Le maestre erano pazze di loro: oh, sì che capivano bene quei bambini geniali, geni esse stesse, proprio perché li capivano! E finirono per non capire più i Bottini. Che noia Bottini, sempre zitto e collaborativo! Che noia il saputello con la mano alzata, che noia quelli che facevano domande. Era Franti il bambino che meritava tutta l’attenzione, quello dei film, quello che ti avrebbe resa protagonista di una bella storia da raccontare. E’ su Franti che andava investito tutto, perché sfaticato e ignorante, ma ghignante, e siccome ghignante, genio.

E così quelle maestre perpetrarono l’assassinio: Franti fu incoraggiato a essere sempre più Franti. Ghignò di tutto, iniziò a fare il furbo, a rubacchiare, a ridere di chi lavorava onestamente. Diventò lui il modello anche per le indoli più docili e remissive.
Divenne conformismo essere anticonformisti. E sapete chi andò avanti nella vita? Solo quelli che avevano buone famiglie alle spalle, e libri, e disciplina ben pagata. Oddio, qualche Franti riuscì anche a fare fortuna, e divenne potente e ignorante: una bruttissima razza di persone, in verità, ma tutto questo non interessava a nessuno.
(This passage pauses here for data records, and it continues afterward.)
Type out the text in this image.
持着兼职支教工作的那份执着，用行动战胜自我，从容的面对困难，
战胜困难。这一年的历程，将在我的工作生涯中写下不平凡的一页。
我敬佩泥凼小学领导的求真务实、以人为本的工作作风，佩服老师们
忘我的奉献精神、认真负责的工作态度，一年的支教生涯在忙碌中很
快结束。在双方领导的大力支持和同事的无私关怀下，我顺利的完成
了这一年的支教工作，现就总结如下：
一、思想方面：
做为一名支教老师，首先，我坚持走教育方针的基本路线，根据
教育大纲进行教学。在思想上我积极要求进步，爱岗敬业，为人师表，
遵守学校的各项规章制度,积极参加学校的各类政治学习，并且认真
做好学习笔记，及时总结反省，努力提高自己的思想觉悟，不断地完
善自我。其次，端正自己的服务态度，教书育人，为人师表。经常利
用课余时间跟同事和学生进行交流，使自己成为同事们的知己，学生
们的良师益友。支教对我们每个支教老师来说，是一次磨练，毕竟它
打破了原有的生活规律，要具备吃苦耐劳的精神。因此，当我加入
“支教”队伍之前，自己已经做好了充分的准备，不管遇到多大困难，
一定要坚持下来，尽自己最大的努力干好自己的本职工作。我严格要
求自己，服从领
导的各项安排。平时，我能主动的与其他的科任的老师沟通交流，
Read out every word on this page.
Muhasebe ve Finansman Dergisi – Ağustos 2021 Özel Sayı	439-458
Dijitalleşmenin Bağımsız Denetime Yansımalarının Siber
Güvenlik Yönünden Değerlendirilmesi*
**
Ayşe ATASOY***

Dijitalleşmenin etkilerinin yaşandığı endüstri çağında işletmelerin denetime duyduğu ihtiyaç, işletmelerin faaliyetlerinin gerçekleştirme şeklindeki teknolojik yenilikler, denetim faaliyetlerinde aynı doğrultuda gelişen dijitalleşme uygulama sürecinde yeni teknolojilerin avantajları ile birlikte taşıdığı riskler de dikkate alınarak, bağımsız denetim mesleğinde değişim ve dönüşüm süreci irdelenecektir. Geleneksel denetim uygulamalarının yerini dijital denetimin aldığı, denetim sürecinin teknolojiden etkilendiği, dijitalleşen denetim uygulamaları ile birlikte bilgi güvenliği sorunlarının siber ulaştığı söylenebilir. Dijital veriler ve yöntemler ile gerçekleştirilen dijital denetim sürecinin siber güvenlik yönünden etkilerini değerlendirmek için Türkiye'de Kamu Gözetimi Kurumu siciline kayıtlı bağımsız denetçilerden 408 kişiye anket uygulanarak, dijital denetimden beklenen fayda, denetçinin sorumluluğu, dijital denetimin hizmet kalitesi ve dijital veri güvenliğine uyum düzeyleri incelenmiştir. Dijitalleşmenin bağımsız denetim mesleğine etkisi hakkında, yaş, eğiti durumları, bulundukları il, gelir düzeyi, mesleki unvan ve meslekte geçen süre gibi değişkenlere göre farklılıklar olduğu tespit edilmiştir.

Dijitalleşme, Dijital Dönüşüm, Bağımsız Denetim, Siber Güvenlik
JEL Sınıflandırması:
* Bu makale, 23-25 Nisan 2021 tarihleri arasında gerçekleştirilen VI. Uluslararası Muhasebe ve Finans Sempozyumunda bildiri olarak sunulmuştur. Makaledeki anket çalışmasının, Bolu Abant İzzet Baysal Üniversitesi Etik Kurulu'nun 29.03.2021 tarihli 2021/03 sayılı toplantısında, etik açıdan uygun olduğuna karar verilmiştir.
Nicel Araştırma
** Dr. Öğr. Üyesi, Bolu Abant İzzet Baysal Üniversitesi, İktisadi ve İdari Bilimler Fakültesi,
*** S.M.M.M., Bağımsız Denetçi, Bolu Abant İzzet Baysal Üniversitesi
Guardate, guardatevi intorno: anche oggi tutti ghignano e si sentono un sacco fighi. Pure quando non valgono niente, non fanno niente, non osano, non provano, non si mettono in gioco: è l’eredità di Franti! L’unico gioco che conoscono queste persone, cari bambini, è il ghigno fatto stando alla finestra. Ne conoscete tanti anche voi: per esempio quelli che fanno i bulli, quelli che girano brutti filmati e li mettono su You Tube, quelli che non hanno una cultura, quelli che parlano per aforismi. Quelli che condividono le frasi dei libri senza averne mai letto uno. Quelli che vanno dove tira il vento perché è così che si fa. Quelli che tifano solo per chi vince. Quelli che “l’importante è vincere” con qualsiasi mezzo.
Il vecchio Jorge – altro protagonista di un libro di Umberto Eco, che è un po’ fissato col riso, sapete – è cieco, e non sa sorridere. E’ lui l’assassino, è disposto ad uccidere pur di affermare la maschera della serietà. Ma la maschera del riso, in mani sbagliate, uccide nello stesso modo, e il ghigno uccide quanto Jorge. E’ l’immeritata eredità del povero Franti!!!!

Beh, ora devo lasciarvi. Sono così stanca… Ma ricordate: imparate il sorriso, e diffidate di chi ghigna. Fate i buoni, se potete. E tornate a trovarmi.
Il dottore vi farà entrare. Anche se il manicomio non è un posto per bambini.